What I am feeling is just an enormous sense of gratitude for having had the opportunity to work with all of you and to go on the sort of run that we went on this spring. I imagine that each of you will undertake future endeavors that will follow a similar sort of trajectory--a whole lot of hard work, leading to a whole lot of success, but in the end, the ultimate goal might (or will) prove elusive.  Would you go back to the beginning and stop yourself from starting in the first place? I hope not.  This is where we learn resiliency, determination, toughness. It’s also where we learn about the value of the relationships we form with teammates.  Those relationships are far more important than whether we won or lost last night. Looking at how that game, and its result, unfolded, each of you should be able to see that a single game’s outcome can be totally arbitrary (up to the gods, if you will) but the work you and your teammates share is not.  That’s the real result I hope you’ll focus on.   
Again, thank you for giving me the chance to work with all of you guys this year. I’ll leave you with two quotes, from a couple of my favorite people--one is a former president, the other is a spaced out kayaker who has done some incredible things on this planet. 
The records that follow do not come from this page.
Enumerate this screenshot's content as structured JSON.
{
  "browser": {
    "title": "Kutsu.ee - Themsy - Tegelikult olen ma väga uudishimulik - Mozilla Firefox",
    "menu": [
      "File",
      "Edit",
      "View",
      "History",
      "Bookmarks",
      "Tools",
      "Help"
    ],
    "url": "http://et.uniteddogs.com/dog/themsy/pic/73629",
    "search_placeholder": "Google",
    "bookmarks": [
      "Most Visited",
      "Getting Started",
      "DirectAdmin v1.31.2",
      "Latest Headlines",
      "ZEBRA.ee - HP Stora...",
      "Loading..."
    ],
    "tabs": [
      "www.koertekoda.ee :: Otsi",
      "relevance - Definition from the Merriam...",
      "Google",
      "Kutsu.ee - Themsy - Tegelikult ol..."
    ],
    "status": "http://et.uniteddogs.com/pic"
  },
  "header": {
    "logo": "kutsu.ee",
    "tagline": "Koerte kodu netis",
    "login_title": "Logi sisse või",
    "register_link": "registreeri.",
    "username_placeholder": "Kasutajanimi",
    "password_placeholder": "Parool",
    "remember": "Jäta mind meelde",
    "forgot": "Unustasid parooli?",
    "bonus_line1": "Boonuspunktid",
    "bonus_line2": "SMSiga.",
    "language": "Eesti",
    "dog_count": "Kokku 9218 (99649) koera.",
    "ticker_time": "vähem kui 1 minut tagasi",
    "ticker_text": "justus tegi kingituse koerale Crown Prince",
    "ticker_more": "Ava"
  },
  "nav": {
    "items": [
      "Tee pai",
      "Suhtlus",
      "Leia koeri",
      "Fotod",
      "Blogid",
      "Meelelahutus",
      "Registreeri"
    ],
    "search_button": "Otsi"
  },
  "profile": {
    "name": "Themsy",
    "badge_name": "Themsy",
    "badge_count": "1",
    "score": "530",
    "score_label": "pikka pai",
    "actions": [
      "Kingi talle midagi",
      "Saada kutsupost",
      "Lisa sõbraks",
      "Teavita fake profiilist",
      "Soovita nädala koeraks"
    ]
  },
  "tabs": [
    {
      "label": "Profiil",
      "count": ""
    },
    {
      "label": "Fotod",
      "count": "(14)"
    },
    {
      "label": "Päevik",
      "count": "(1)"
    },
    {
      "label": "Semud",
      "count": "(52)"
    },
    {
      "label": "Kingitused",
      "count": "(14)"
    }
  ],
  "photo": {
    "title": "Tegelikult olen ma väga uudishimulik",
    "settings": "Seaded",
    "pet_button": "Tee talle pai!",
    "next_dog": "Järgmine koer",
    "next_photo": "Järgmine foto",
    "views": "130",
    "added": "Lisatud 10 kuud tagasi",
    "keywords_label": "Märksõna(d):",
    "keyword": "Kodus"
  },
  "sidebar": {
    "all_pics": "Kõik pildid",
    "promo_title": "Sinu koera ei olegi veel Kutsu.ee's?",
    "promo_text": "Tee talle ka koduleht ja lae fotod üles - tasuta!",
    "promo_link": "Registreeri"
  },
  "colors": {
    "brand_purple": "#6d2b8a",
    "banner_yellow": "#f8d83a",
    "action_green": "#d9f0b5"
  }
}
Take care of yourselves, and each other, 
Sam 
“It is not the critic who counts; not the man who points out how the strong man stumbles, or where the doer of deeds could have done them better. The credit belongs to the man who is actually in the arena, whose face is marred by dust and sweat and blood; who strives valiantly; who errs, who comes short again and again, because there is no effort without error and shortcoming; but who does actually strive to do the deeds; who knows great enthusiasms, the great devotions; who spends himself in a worthy cause; who at the best knows in the end the triumph of high achievement, and who at the worst, if he fails, at least fails while daring greatly, so that his place shall never be with those cold and timid souls who neither know victory nor defeat.”  -Theodore Roosevelt
"You've got to be big enough to be small enough to let the world be awesome and it will"  -Jim Snyder
Photo credit: Jill Maynard Nolan

Congratulations team, on an incredible season. You made us all proud.